Health homes are not designed to treat acute medical problems; however, they are beneficial for managing chronic illnesses. This is unique characteristic of a health home as 75 percent of United States health care expense is for long-term care of chronic illness.

In addition to the delivery of primary care an integrated health home would provide:

  1. Access to and coordination of care: The health home coordinates all care for a patient and provides or assists with access to specialty care. One reason the United States has such expensive health care with relatively poor outcomes is because health care is rarely coordinated anywhere in our system.
  2. Adherence and compliance: The health home staff assists the patient in adhering to or complying with the recommendations of the provider. This includes a focus on ways to reduce complications for chronic illness and delay the advancement of the illness.
  3. Wellness: Many health problems are either caused or exacerbated by problematic lifestyle issues, such as poor diet and lack of exercise. The health home staff makes a special effort to encourage wellness activities.

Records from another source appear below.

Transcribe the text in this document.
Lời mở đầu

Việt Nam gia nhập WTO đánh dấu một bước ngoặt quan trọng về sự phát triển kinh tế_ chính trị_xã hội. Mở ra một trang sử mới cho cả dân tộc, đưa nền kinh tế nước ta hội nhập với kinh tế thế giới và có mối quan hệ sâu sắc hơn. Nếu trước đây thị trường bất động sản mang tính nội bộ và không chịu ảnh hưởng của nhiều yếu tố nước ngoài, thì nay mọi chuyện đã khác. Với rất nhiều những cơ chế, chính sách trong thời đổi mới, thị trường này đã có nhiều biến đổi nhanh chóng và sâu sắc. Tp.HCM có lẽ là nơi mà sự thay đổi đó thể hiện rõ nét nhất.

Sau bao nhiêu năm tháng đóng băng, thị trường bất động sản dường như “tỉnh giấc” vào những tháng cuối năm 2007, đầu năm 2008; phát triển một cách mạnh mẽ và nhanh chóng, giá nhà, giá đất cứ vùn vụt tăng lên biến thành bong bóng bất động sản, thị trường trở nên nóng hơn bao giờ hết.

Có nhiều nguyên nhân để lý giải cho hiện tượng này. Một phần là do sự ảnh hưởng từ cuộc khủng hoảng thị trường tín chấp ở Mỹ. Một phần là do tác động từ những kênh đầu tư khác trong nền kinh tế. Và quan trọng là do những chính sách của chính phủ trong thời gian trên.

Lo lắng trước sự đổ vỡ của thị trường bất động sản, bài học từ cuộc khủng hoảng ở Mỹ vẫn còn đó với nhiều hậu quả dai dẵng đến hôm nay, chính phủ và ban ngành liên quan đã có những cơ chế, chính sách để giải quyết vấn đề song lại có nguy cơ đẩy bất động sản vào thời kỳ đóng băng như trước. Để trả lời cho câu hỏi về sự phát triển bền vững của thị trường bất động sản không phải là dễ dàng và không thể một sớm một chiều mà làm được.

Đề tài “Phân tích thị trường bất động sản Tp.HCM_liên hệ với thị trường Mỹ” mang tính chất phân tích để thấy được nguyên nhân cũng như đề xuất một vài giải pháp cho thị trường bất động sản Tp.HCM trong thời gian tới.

Because so many clients with chronic mental illness view the mental health center as their primary place of care where they receive most of their treatment needs, support, etc., the concept of a health home was a natural fit for inclusion in the Affordable Care Act.

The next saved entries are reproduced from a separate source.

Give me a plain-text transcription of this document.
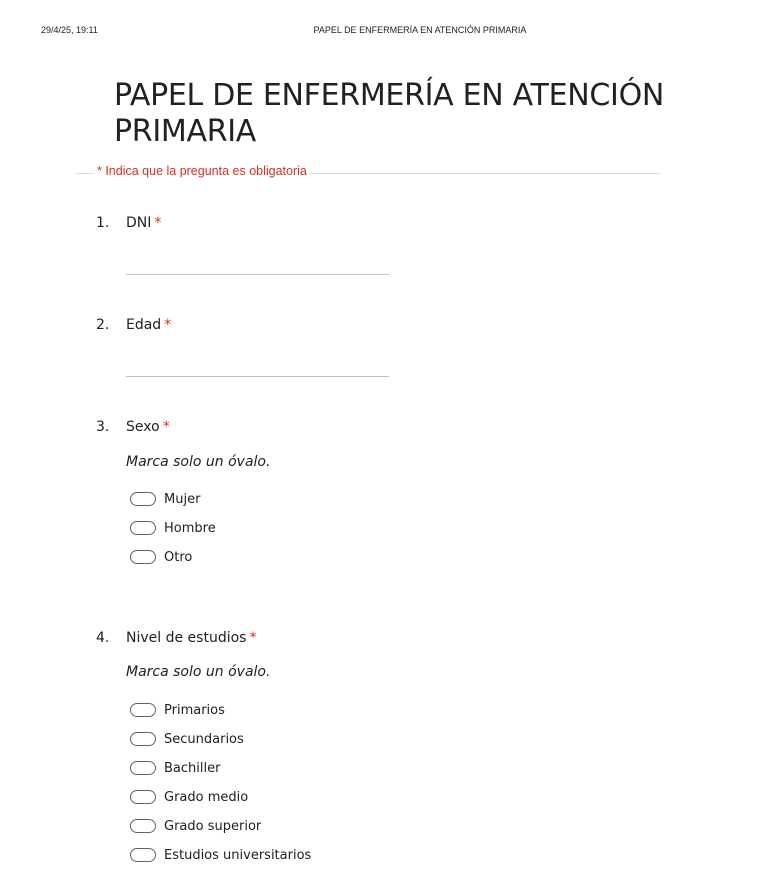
29/4/25, 19:11	PAPEL DE ENFERMERÍA EN ATENCIÓN PRIMARIA
PAPEL DE ENFERMERÍA EN ATENCIÓN
PRIMARIA
* Indica que la pregunta es obligatoria
1.	DNI *
2.	Edad *
3.	Sexo *
Marca solo un óvalo.
Mujer
Hombre
Otro
4.	Nivel de estudios *
Marca solo un óvalo.
Primarios
Secundarios
Bachiller
Grado medio
Grado superior
Estudios universitarios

The Affordable Care Act grants states the opportunity to develop medical and/or behavioral health homes for Medicaid patients. The pursuit of these funds is through the filing of a “State Plan Amendment” (SPA). A state may apply for either type of health home and receive 90% of federal funding for the first eight quarters (two years). Missouri and Rhode Island have led the nation in the implementation of health homes.  The key to a health homes success is improved access to health information across multiple service providers since it is impossible to coordinate health care without a full knowledge of all health services that a client is receiving (such as emergency room visits and hospitalizations).

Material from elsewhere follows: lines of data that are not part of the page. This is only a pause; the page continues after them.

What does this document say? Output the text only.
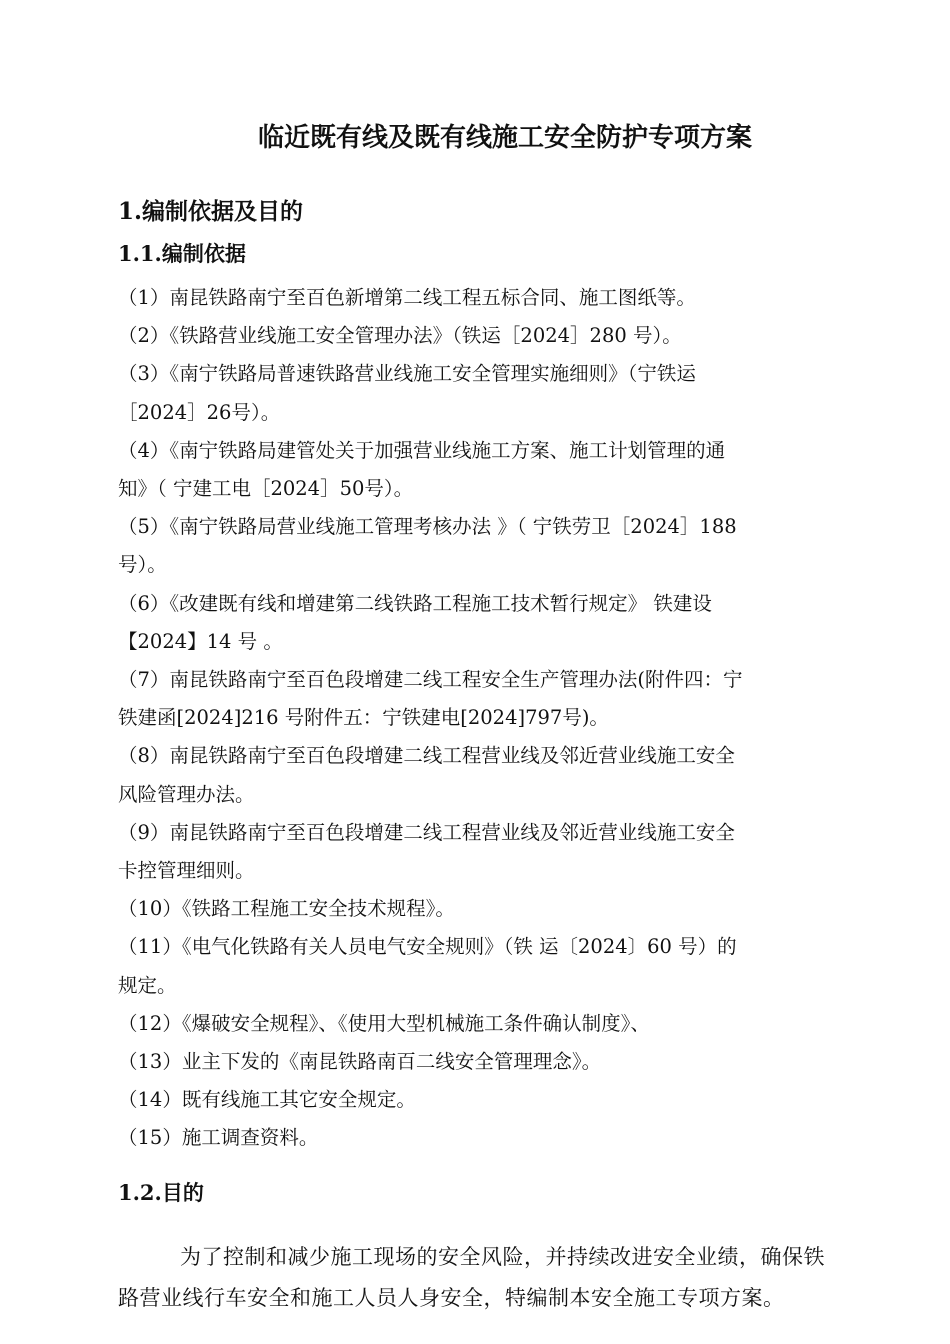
临近既有线及既有线施工安全防护专项方案
1.编制依据及目的
1.1.编制依据
（1）南昆铁路南宁至百色新增第二线工程五标合同、施工图纸等。
（2）《铁路营业线施工安全管理办法》（铁运［2024］280 号）。
（3）《南宁铁路局普速铁路营业线施工安全管理实施细则》（宁铁运
［2024］26号）。
（4）《南宁铁路局建管处关于加强营业线施工方案、施工计划管理的通
知》（ 宁建工电［2024］50号）。
（5）《南宁铁路局营业线施工管理考核办法 》（ 宁铁劳卫［2024］188
号）。
（6）《改建既有线和增建第二线铁路工程施工技术暂行规定》 铁建设
【2024】14 号 。
（7）南昆铁路南宁至百色段增建二线工程安全生产管理办法(附件四：宁
铁建函[2024]216 号附件五：宁铁建电[2024]797号)。
（8）南昆铁路南宁至百色段增建二线工程营业线及邻近营业线施工安全
风险管理办法。
（9）南昆铁路南宁至百色段增建二线工程营业线及邻近营业线施工安全
卡控管理细则。
（10）《铁路工程施工安全技术规程》。
（11）《电气化铁路有关人员电气安全规则》（铁 运〔2024〕60 号）的
规定。
（12）《爆破安全规程》、《使用大型机械施工条件确认制度》、
（13）业主下发的《南昆铁路南百二线安全管理理念》。
（14）既有线施工其它安全规定。
（15）施工调查资料。
1.2.目的

为了控制和减少施工现场的安全风险，并持续改进安全业绩，确保铁路营业线行车安全和施工人员人身安全，特编制本安全施工专项方案。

The overarching goal for integrated physical health care and mental health care is to help patients with dependency problems and/or serious mental health issues live longer. People with chronic mental illness die 25 years earlier than their peers, principally from chronic physical health issues, not mental health problems. Likewise, there is substantial research demonstrating that persons with physical illnesses and co-morbid behavioral health problems often don’t improve physically unless the behavioral health issue is treated. A split has existed over several decades between behavioral health and physical health system delivery. Now, with the advancement of behavioral health home pilot project success, more systems of care are looking toward providing mental health care in coordination with physical health care.  The startling numbers of adults with co-morbid physical and behavioral health conditions are 68 percent and likewise, 29 percent of persons with physical health conditions have mental health conditions.

“Lack of integration of care is a big problem throughout the US health care system. Poor care coordination leads to inferior outcomes. A study of the elderly found that 25 percentof Medicare patients have 5 or more chronic conditions, see 13 physicians and fill 50 prescriptions annually with little or no coordination.” – Christianson, The Innovators Prescription

The concept of the health home or patient-centered medical home is receiving wide attention from government-funded and commercial insurance. Centerstone Kentucky is conducting several projects to integrate behavioral and physical health care. For many years now, Centerstone has co-located in primary care settings to provide behavioral health supports.  While this adds value to the clients we reach and to the staff at the health clinic, it is not a sustainable model to operate within our silos. Therefore, we are expanding our reach and beginning conversations to payors to begin the development of bundled value-based payment structures.

Ultimately, Centerstone would like to provide primary care on-site in our outpatient clinics. Given the stigma of mental illness that continues to linger in our society, we know those with serious mental illness prefer to be seen for all their needs in a clinic that is behavioral based.

Kelley Gannon is COO of Centerstone.